There is a bottomless pit for the wish list of clinicians. Even 100% of GDP (that is, all our national wealth) spent on hospitals would leave some needs unmet. Costs continue to increase, the population increases, people are living longer, and trained staff is in short supply. Efficiency gains will provide something extra but it will not be enough to provide what is needed – now or ever, in spite of what economists say. Reorganisations of health departments will not provide the necessary answers. Neither will culturally driven abuse of administrators.

If the amount of resources which the community will allocate to hospital care is finite then the debate will have to change. What the debate should be about is how to use that finite resource to the best effect. People at the top will have to admit publicly that we can deal only with the most serious problems with the resources available. When it comes to less serious matters then choices have to be made about what can be provided in the publicly subsidized part of the system. At present decisions are made ‘off stage’ by clinicians, by governments, by public servants – but not by the public that bears the consequences. The problem often concerns what economists call ‘opportunity cost’ – that is, the choice between intervention A and intervention B. Such choices need to be made, using some measures of cost and benefit. For example, heart transplantation is possible but its performance might mean putting off a large number of hip replacements.  Which choice does the society make in such a situation? It is not a ‘real world’  answer to assert that both things should be funded.

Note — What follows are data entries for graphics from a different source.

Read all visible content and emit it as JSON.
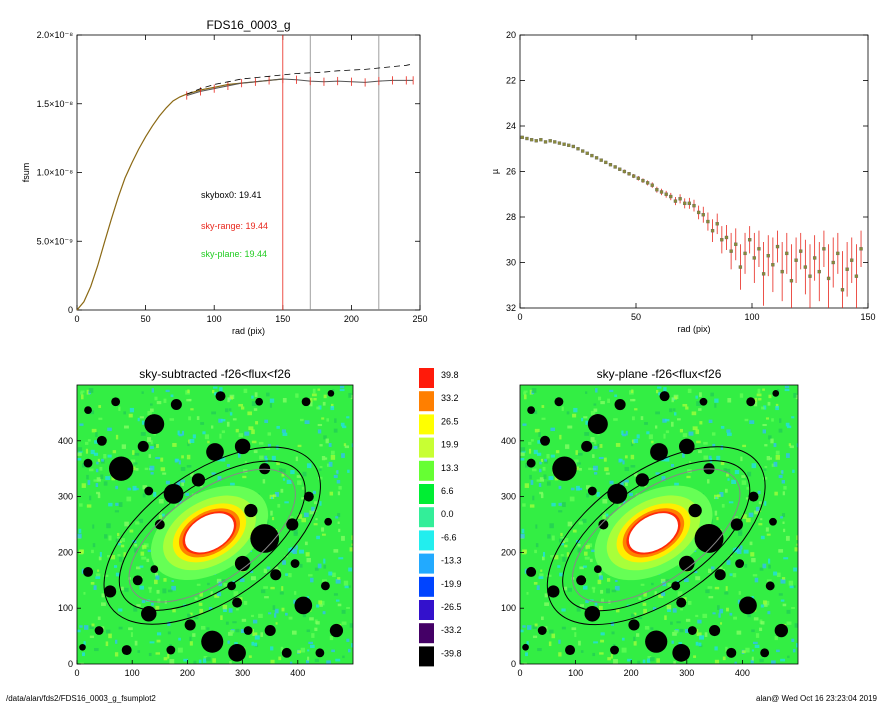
{
  "footer": {
    "path": "/data/alan/fds2/FDS16_0003_g_fsumplot2",
    "stamp": "alan@  Wed Oct 16 23:23:04 2019"
  },
  "colors": {
    "curve": "#8b6914",
    "red": "#e8261c",
    "gray": "#888888",
    "green": "#22cc22",
    "mask": "#000000"
  },
  "chart_data": [
    {
      "type": "line",
      "title": "FDS16_0003_g",
      "xlabel": "rad (pix)",
      "ylabel": "fsum",
      "xlim": [
        0,
        250
      ],
      "ylim": [
        0,
        2e-08
      ],
      "xticks": [
        0,
        50,
        100,
        150,
        200,
        250
      ],
      "yticks": [
        {
          "value": 0,
          "label": "0"
        },
        {
          "value": 5e-09,
          "label": "5.0×10⁻⁹"
        },
        {
          "value": 1e-08,
          "label": "1.0×10⁻⁸"
        },
        {
          "value": 1.5e-08,
          "label": "1.5×10⁻⁸"
        },
        {
          "value": 2e-08,
          "label": "2.0×10⁻⁸"
        }
      ],
      "series": [
        {
          "style": "solid",
          "x": [
            0,
            5,
            10,
            15,
            20,
            25,
            30,
            35,
            40,
            45,
            50,
            55,
            60,
            65,
            70,
            75,
            80,
            90,
            100,
            110,
            120,
            130,
            140,
            150
          ],
          "y": [
            0,
            6e-10,
            1.7e-09,
            3.2e-09,
            4.9e-09,
            6.6e-09,
            8.2e-09,
            9.6e-09,
            1.07e-08,
            1.17e-08,
            1.26e-08,
            1.34e-08,
            1.41e-08,
            1.47e-08,
            1.52e-08,
            1.55e-08,
            1.57e-08,
            1.6e-08,
            1.62e-08,
            1.64e-08,
            1.65e-08,
            1.66e-08,
            1.67e-08,
            1.68e-08
          ]
        },
        {
          "style": "errorbars",
          "x": [
            80,
            90,
            100,
            110,
            120,
            130,
            140,
            150,
            160,
            170,
            180,
            190,
            200,
            210,
            220,
            230,
            240,
            245
          ],
          "y": [
            1.56e-08,
            1.59e-08,
            1.61e-08,
            1.63e-08,
            1.65e-08,
            1.66e-08,
            1.67e-08,
            1.68e-08,
            1.675e-08,
            1.665e-08,
            1.66e-08,
            1.665e-08,
            1.66e-08,
            1.655e-08,
            1.665e-08,
            1.67e-08,
            1.67e-08,
            1.67e-08
          ],
          "err": 3e-10
        },
        {
          "style": "dashed",
          "x": [
            80,
            90,
            100,
            110,
            120,
            130,
            140,
            150,
            160,
            170,
            180,
            190,
            200,
            210,
            220,
            230,
            240,
            245
          ],
          "y": [
            1.57e-08,
            1.61e-08,
            1.64e-08,
            1.66e-08,
            1.68e-08,
            1.69e-08,
            1.7e-08,
            1.71e-08,
            1.72e-08,
            1.725e-08,
            1.73e-08,
            1.74e-08,
            1.745e-08,
            1.75e-08,
            1.76e-08,
            1.77e-08,
            1.78e-08,
            1.79e-08
          ]
        }
      ],
      "vlines": [
        {
          "x": 150,
          "color": "red"
        },
        {
          "x": 170,
          "color": "gray"
        },
        {
          "x": 220,
          "color": "gray"
        }
      ],
      "annotations": [
        {
          "text": "skybox0: 19.41",
          "color": "black"
        },
        {
          "text": "sky-range: 19.44",
          "color": "red"
        },
        {
          "text": "sky-plane: 19.44",
          "color": "green"
        }
      ]
    },
    {
      "type": "scatter",
      "title": "",
      "xlabel": "rad (pix)",
      "ylabel": "µ",
      "xlim": [
        0,
        150
      ],
      "ylim": [
        32,
        20
      ],
      "yreversed": true,
      "xticks": [
        0,
        50,
        100,
        150
      ],
      "yticks": [
        20,
        22,
        24,
        26,
        28,
        30,
        32
      ],
      "points": {
        "x": [
          1,
          3,
          5,
          7,
          9,
          11,
          13,
          15,
          17,
          19,
          21,
          23,
          25,
          27,
          29,
          31,
          33,
          35,
          37,
          39,
          41,
          43,
          45,
          47,
          49,
          51,
          53,
          55,
          57,
          59,
          61,
          63,
          65,
          67,
          69,
          71,
          73,
          75,
          77,
          79,
          81,
          83,
          85,
          87,
          89,
          91,
          93,
          95,
          97,
          99,
          101,
          103,
          105,
          107,
          109,
          111,
          113,
          115,
          117,
          119,
          121,
          123,
          125,
          127,
          129,
          131,
          133,
          135,
          137,
          139,
          141,
          143,
          145,
          147
        ],
        "y": [
          24.5,
          24.55,
          24.6,
          24.65,
          24.6,
          24.7,
          24.65,
          24.7,
          24.75,
          24.8,
          24.85,
          24.9,
          25.0,
          25.1,
          25.2,
          25.3,
          25.4,
          25.5,
          25.6,
          25.7,
          25.8,
          25.9,
          26.0,
          26.1,
          26.2,
          26.3,
          26.4,
          26.5,
          26.6,
          26.8,
          26.9,
          27.0,
          27.1,
          27.3,
          27.2,
          27.4,
          27.4,
          27.5,
          27.8,
          27.9,
          28.2,
          28.6,
          28.3,
          29.0,
          28.9,
          29.5,
          29.2,
          30.2,
          29.6,
          29.0,
          29.8,
          29.4,
          30.5,
          29.7,
          30.1,
          29.3,
          30.4,
          29.6,
          30.8,
          29.9,
          29.5,
          30.2,
          30.6,
          29.8,
          30.4,
          29.4,
          30.7,
          30.0,
          29.6,
          31.2,
          30.3,
          29.9,
          30.6,
          29.4
        ],
        "err": [
          0.05,
          0.05,
          0.05,
          0.05,
          0.05,
          0.05,
          0.05,
          0.05,
          0.05,
          0.05,
          0.05,
          0.05,
          0.05,
          0.05,
          0.05,
          0.05,
          0.06,
          0.06,
          0.06,
          0.06,
          0.07,
          0.07,
          0.08,
          0.08,
          0.09,
          0.1,
          0.1,
          0.11,
          0.12,
          0.13,
          0.14,
          0.15,
          0.16,
          0.18,
          0.2,
          0.22,
          0.24,
          0.26,
          0.3,
          0.35,
          0.4,
          0.5,
          0.45,
          0.6,
          0.55,
          0.8,
          0.7,
          1.0,
          0.9,
          0.6,
          1.1,
          0.8,
          1.4,
          0.9,
          1.2,
          0.7,
          1.3,
          0.9,
          1.6,
          1.0,
          0.8,
          1.2,
          1.4,
          1.0,
          1.3,
          0.8,
          1.5,
          1.1,
          0.9,
          1.7,
          1.2,
          1.0,
          1.4,
          0.8
        ]
      }
    },
    {
      "type": "heatmap",
      "title": "sky-subtracted -f26<flux<f26",
      "xlim": [
        0,
        500
      ],
      "ylim": [
        0,
        500
      ],
      "xticks": [
        0,
        100,
        200,
        300,
        400
      ],
      "yticks": [
        0,
        100,
        200,
        300,
        400
      ],
      "ellipses": [
        {
          "cx": 245,
          "cy": 230,
          "a": 225,
          "b": 115,
          "angle_deg": 35,
          "color": "black"
        },
        {
          "cx": 245,
          "cy": 230,
          "a": 195,
          "b": 92,
          "angle_deg": 35,
          "color": "black"
        },
        {
          "cx": 245,
          "cy": 230,
          "a": 175,
          "b": 80,
          "angle_deg": 35,
          "color": "gray"
        }
      ]
    },
    {
      "type": "heatmap",
      "title": "sky-plane -f26<flux<f26",
      "xlim": [
        0,
        500
      ],
      "ylim": [
        0,
        500
      ],
      "xticks": [
        0,
        100,
        200,
        300,
        400
      ],
      "yticks": [
        0,
        100,
        200,
        300,
        400
      ],
      "ellipses": [
        {
          "cx": 245,
          "cy": 230,
          "a": 225,
          "b": 115,
          "angle_deg": 35,
          "color": "black"
        },
        {
          "cx": 245,
          "cy": 230,
          "a": 195,
          "b": 92,
          "angle_deg": 35,
          "color": "black"
        },
        {
          "cx": 245,
          "cy": 230,
          "a": 175,
          "b": 80,
          "angle_deg": 35,
          "color": "gray"
        }
      ]
    }
  ],
  "colorbar": {
    "labels": [
      "39.8",
      "33.2",
      "26.5",
      "19.9",
      "13.3",
      "6.6",
      "0.0",
      "-6.6",
      "-13.3",
      "-19.9",
      "-26.5",
      "-33.2",
      "-39.8"
    ],
    "colors": [
      "#ff1a0a",
      "#ff7f00",
      "#ffff00",
      "#c8ff33",
      "#66ff33",
      "#00ee33",
      "#33ee99",
      "#22eeee",
      "#22aaff",
      "#0044ff",
      "#3311cc",
      "#440066",
      "#000000"
    ]
  },
  "galaxy": {
    "cx": 240,
    "cy": 235,
    "core_rx": 48,
    "core_ry": 30
  },
  "masks": [
    {
      "x": 140,
      "y": 430,
      "r": 18
    },
    {
      "x": 180,
      "y": 465,
      "r": 10
    },
    {
      "x": 70,
      "y": 470,
      "r": 8
    },
    {
      "x": 20,
      "y": 455,
      "r": 7
    },
    {
      "x": 260,
      "y": 480,
      "r": 9
    },
    {
      "x": 330,
      "y": 470,
      "r": 7
    },
    {
      "x": 415,
      "y": 470,
      "r": 8
    },
    {
      "x": 460,
      "y": 485,
      "r": 6
    },
    {
      "x": 80,
      "y": 350,
      "r": 22
    },
    {
      "x": 45,
      "y": 400,
      "r": 9
    },
    {
      "x": 120,
      "y": 390,
      "r": 10
    },
    {
      "x": 250,
      "y": 380,
      "r": 16
    },
    {
      "x": 300,
      "y": 390,
      "r": 14
    },
    {
      "x": 340,
      "y": 350,
      "r": 10
    },
    {
      "x": 220,
      "y": 330,
      "r": 12
    },
    {
      "x": 175,
      "y": 305,
      "r": 18
    },
    {
      "x": 130,
      "y": 310,
      "r": 8
    },
    {
      "x": 150,
      "y": 250,
      "r": 9
    },
    {
      "x": 315,
      "y": 275,
      "r": 12
    },
    {
      "x": 340,
      "y": 225,
      "r": 26
    },
    {
      "x": 390,
      "y": 250,
      "r": 11
    },
    {
      "x": 420,
      "y": 300,
      "r": 9
    },
    {
      "x": 455,
      "y": 255,
      "r": 7
    },
    {
      "x": 300,
      "y": 180,
      "r": 14
    },
    {
      "x": 360,
      "y": 160,
      "r": 10
    },
    {
      "x": 280,
      "y": 140,
      "r": 8
    },
    {
      "x": 395,
      "y": 180,
      "r": 8
    },
    {
      "x": 140,
      "y": 170,
      "r": 7
    },
    {
      "x": 110,
      "y": 150,
      "r": 9
    },
    {
      "x": 20,
      "y": 360,
      "r": 8
    },
    {
      "x": 20,
      "y": 165,
      "r": 9
    },
    {
      "x": 60,
      "y": 130,
      "r": 11
    },
    {
      "x": 130,
      "y": 90,
      "r": 14
    },
    {
      "x": 205,
      "y": 70,
      "r": 10
    },
    {
      "x": 290,
      "y": 110,
      "r": 9
    },
    {
      "x": 410,
      "y": 105,
      "r": 16
    },
    {
      "x": 450,
      "y": 140,
      "r": 8
    },
    {
      "x": 470,
      "y": 60,
      "r": 12
    },
    {
      "x": 245,
      "y": 40,
      "r": 20
    },
    {
      "x": 290,
      "y": 20,
      "r": 16
    },
    {
      "x": 350,
      "y": 60,
      "r": 10
    },
    {
      "x": 380,
      "y": 20,
      "r": 9
    },
    {
      "x": 440,
      "y": 20,
      "r": 8
    },
    {
      "x": 170,
      "y": 25,
      "r": 8
    },
    {
      "x": 90,
      "y": 25,
      "r": 9
    },
    {
      "x": 40,
      "y": 60,
      "r": 8
    },
    {
      "x": 10,
      "y": 30,
      "r": 6
    },
    {
      "x": 310,
      "y": 60,
      "r": 8
    }
  ]
}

It is right that the public which endures the deficiencies in the system should play a part in the setting of priorities. At present it does not. 

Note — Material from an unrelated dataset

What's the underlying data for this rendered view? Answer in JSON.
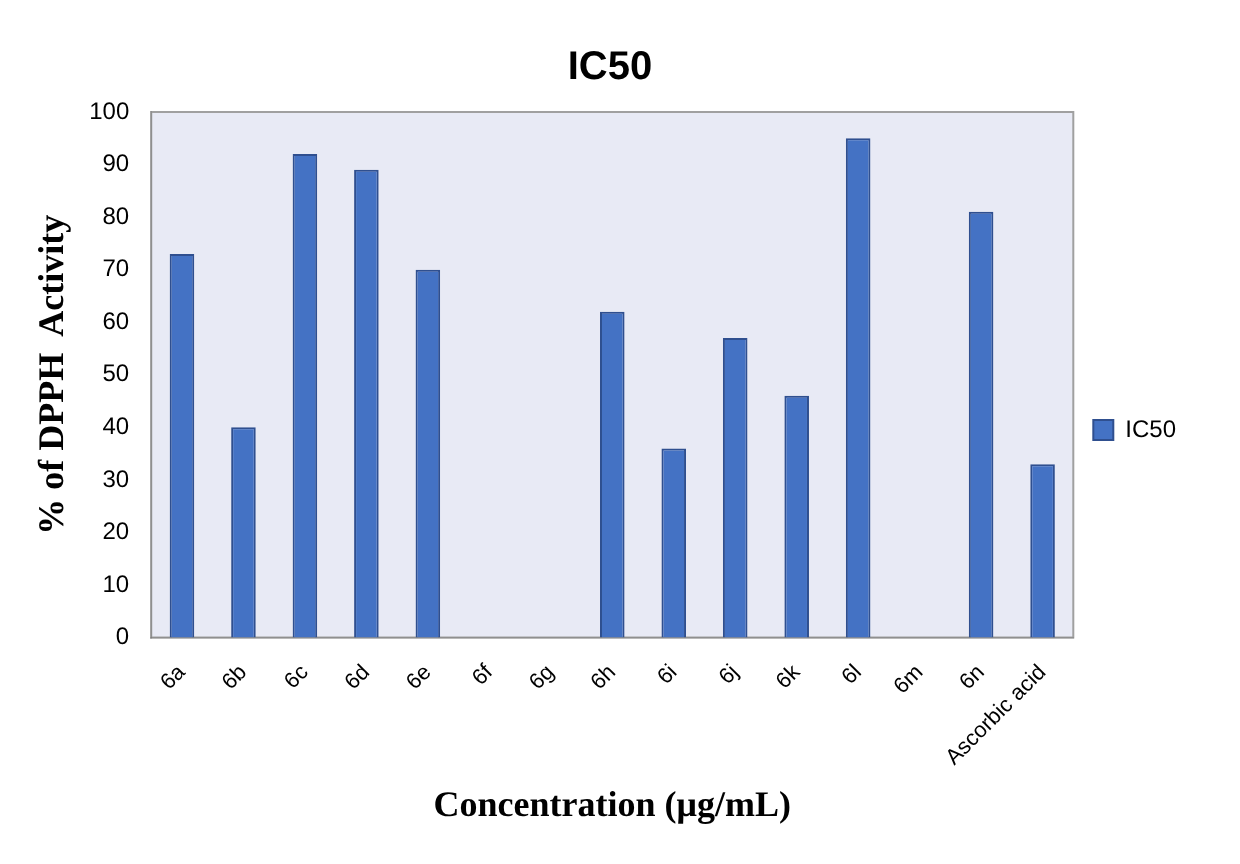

The system could only change in Australia if the Prime Minister and Premiers decided together that a change was more honest and more desirable than what we have now.  Ministers for Health (a misnomer as they are often Ministers for illness) are weak in Cabinets and lonely too. Their colleagues know that for them to get more of the cake might mean lesser slices for everyone else.

We need a transparent system for making choices. At present we do not have one. The Western Australians have done some experiments with citizen juries as a way of making choices. In this model juries are empanelled as normally happens and then are presented, by trained advocates, with arguments for and against a particular intervention together with the opportunity cost consequences of going down any path.The jury then votes and a decision is made by citizens, not by experts. That model has promise for the whole nation and might be promoted further.

The current system is unsustainable in the long term. Action to change the debate should occur now, so that changes to the system are possible in the next decade.